As a beginner using Rclone and RcloneView I’m a bit confused about mounting and all the options.
Currently I have macFUSE installed on my system and I use LaunchAgent with a plist (~/Library/LaunchAgents) to call a script that mounts the drive so that it can be accessed from Macs finder.
/usr/local/bin/rclone mount \
--vfs-read-chunk-size 128M \
--vfs-cache-mode full \
--volname 'pCloud astir' \
pcloud:encrypted ~/.mount/rclone_pcloud
I see that when I create mounted drives with RcloneView Mount Manager the mounted drives looks a bit different and I have options like cmount mount2 and nfsmount.
What should I be using when mounting drives on my Mac (fastest, most stable etc.)?
What is the difference between the cmount mount2 and nfsmount options in Mount Manager?
Currently I’m using macFUSE (LaunchAgent, plist and my script) would FUSE-T work just as well (I am under the impression that macFUSE is kind of a hack that Apple might not allow in the future)?
Is macFUSE or FUSE-T needed when choosing nfsmount option?

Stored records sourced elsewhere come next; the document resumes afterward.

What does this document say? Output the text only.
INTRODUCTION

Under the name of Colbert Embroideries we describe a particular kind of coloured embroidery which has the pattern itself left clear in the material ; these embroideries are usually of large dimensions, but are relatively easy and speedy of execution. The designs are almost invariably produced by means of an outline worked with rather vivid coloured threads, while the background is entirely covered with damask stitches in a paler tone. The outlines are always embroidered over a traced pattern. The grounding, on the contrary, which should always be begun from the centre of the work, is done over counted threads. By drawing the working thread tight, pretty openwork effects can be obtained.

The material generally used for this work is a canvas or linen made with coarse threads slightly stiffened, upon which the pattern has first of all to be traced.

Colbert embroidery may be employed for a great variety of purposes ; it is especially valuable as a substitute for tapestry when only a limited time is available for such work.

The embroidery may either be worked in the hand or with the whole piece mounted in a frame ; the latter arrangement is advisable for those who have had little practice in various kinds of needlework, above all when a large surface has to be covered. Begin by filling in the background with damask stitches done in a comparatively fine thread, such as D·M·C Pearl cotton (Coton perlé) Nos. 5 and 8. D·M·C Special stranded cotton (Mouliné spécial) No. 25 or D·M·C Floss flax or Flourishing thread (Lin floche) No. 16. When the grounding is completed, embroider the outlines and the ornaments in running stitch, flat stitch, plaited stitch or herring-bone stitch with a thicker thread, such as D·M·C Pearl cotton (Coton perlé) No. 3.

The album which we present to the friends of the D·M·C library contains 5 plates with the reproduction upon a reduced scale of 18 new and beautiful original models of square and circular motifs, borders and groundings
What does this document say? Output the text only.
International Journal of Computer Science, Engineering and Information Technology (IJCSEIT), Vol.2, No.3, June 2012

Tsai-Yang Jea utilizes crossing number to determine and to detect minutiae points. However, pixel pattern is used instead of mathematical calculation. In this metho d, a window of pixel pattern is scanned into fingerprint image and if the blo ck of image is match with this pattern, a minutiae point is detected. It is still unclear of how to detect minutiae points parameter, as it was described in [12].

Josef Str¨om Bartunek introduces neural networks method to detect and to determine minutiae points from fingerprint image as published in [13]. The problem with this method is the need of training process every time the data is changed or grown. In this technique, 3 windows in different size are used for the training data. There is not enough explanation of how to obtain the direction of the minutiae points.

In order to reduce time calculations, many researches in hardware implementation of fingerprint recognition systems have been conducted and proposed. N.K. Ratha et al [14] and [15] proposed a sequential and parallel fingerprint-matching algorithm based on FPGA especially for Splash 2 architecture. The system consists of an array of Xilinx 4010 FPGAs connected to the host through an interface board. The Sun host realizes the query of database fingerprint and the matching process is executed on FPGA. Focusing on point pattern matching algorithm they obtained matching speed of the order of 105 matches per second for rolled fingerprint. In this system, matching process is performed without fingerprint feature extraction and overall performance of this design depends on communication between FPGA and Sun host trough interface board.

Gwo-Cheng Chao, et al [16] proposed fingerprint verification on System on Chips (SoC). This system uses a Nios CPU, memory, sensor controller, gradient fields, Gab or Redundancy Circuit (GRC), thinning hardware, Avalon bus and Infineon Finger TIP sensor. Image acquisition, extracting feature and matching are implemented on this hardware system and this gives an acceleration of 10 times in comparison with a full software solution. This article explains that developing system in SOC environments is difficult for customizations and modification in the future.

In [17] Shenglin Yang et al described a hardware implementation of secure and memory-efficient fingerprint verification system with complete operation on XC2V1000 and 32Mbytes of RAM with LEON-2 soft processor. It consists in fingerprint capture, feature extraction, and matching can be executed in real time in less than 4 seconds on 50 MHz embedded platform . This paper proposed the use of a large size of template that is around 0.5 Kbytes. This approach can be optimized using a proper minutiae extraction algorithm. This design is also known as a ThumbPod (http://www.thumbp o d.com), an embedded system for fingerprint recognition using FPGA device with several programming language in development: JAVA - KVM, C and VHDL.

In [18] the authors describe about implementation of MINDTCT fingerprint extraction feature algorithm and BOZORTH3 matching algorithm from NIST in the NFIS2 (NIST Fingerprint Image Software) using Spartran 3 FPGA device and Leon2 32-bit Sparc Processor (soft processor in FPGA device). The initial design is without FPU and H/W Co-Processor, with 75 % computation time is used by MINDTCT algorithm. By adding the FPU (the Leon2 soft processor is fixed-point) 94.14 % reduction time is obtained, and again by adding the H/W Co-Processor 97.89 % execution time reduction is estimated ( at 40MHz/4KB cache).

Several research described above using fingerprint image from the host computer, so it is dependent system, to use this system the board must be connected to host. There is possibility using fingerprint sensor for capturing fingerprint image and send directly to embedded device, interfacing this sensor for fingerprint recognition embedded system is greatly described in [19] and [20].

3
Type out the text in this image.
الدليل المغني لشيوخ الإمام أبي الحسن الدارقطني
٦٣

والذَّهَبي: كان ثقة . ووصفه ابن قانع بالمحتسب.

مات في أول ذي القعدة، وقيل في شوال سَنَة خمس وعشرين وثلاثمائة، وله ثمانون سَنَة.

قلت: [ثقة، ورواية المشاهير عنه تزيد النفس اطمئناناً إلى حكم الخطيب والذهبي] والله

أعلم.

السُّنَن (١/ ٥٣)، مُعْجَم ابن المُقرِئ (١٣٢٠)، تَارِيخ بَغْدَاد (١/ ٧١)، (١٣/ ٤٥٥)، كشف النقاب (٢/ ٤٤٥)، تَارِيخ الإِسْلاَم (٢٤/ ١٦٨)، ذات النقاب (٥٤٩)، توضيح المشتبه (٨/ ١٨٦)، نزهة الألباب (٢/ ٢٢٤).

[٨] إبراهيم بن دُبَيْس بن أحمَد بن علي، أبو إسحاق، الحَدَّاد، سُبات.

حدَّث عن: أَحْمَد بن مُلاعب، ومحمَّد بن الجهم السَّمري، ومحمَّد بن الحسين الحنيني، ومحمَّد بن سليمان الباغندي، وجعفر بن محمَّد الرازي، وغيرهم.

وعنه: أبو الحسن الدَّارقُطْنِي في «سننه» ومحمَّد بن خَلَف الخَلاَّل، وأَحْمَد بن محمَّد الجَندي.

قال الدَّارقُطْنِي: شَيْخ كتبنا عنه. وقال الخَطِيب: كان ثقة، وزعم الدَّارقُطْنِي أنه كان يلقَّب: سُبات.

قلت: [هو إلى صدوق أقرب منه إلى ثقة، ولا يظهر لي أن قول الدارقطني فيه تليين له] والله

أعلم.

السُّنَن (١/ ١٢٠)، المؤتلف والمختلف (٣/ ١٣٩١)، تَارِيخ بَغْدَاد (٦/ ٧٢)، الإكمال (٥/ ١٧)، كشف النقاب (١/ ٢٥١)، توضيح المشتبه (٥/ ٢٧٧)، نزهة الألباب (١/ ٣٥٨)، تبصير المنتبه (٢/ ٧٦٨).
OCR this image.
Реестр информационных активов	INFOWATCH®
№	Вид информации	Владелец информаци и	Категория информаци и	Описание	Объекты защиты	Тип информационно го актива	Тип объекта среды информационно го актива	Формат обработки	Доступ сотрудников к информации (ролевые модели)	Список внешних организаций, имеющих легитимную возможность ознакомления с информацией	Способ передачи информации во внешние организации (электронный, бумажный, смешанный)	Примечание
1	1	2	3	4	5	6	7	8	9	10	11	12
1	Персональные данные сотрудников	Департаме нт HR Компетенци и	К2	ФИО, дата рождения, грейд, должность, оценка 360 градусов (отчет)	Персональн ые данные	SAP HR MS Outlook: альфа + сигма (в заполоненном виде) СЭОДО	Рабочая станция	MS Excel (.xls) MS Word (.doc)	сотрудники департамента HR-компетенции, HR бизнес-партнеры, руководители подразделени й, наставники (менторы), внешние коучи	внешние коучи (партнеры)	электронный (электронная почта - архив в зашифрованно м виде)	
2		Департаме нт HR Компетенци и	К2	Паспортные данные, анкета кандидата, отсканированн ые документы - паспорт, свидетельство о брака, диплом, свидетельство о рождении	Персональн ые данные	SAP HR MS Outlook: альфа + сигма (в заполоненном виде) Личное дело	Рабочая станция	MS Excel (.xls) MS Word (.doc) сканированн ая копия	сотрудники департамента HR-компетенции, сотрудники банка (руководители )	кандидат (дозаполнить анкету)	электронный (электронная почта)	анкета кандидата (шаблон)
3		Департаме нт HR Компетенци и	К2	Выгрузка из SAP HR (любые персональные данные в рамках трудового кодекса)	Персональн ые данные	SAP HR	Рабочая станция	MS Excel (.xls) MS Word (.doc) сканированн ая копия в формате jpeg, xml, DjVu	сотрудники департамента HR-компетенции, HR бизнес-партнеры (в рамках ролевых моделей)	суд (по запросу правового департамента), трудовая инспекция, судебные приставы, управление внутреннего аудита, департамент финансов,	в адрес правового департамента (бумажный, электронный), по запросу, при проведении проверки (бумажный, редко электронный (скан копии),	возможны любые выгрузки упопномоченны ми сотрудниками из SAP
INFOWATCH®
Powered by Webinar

Should I avoid using LaunchAgent (plist and scripts) to create a mounted drive in combinations with mounted drives created with RcloneView mount manager?
Great questions! Here’s a breakdown of the mount options available in RcloneView on macOS:
Mount options explained:
mount / cmount — These are FUSE-based mount methods. They require either macFUSE or FUSE-T to be installed. cmount uses the cgofuse library (cross-platform, also works on Windows via WinFsp), while mount uses the Bazil library. On macOS, cmount is typically what gets used when macFUSE is installed.
mount2 — Also FUSE-based, using the hanwen/go-fuse/v2 library. It’s a newer implementation that rclone has been moving towards as the preferred FUSE mount backend. Still requires macFUSE or FUSE-T.
nfsmount — This is the recommended option for macOS. It uses a built-in NFS server approach and does not require macFUSE, FUSE-T, or any third-party software at all. It was introduced in rclone v1.65.0 specifically to address the difficulties of using FUSE on Apple Silicon Macs. It works by spinning up a local NFS server and letting macOS mount the NFS volume natively.
Our recommendation for macOS:
Use nfsmount. It’s the cleanest solution — no kernel extensions, no third-party dependencies, and it works reliably on Apple Silicon. This is the direction the rclone community has been heading for macOS.
macFUSE vs FUSE-T:
Your concern is valid. macFUSE relies on a kernel extension (kext), which Apple has been making increasingly difficult to use — especially on Apple Silicon where you need to boot into Recovery Mode to enable it. macFUSE recently added an FSKit backend (macOS 15.4+) that runs entirely in user space, but it’s still new.
FUSE-T is a kext-less alternative that translates FUSE calls into NFS under the hood. It’s more stable and easier to install than macFUSE on modern macOS, but with nfsmount available, you can skip both entirely.
LaunchAgent + RcloneView Mount Manager:
We’d recommend using one or the other to avoid conflicts. If you switch to RcloneView’s Mount Manager, you can remove your LaunchAgent plist and script. RcloneView will handle the mounting for you. Running both could lead to duplicate mounts or resource conflicts.
We also plan to add info tooltips or description text next to the mount type options in the Mount Manager UI, so it’ll be easier to understand the differences at a glance without having to look it up.
Apologies for the late reply, and hope this helps! Let us know if you have any other questions.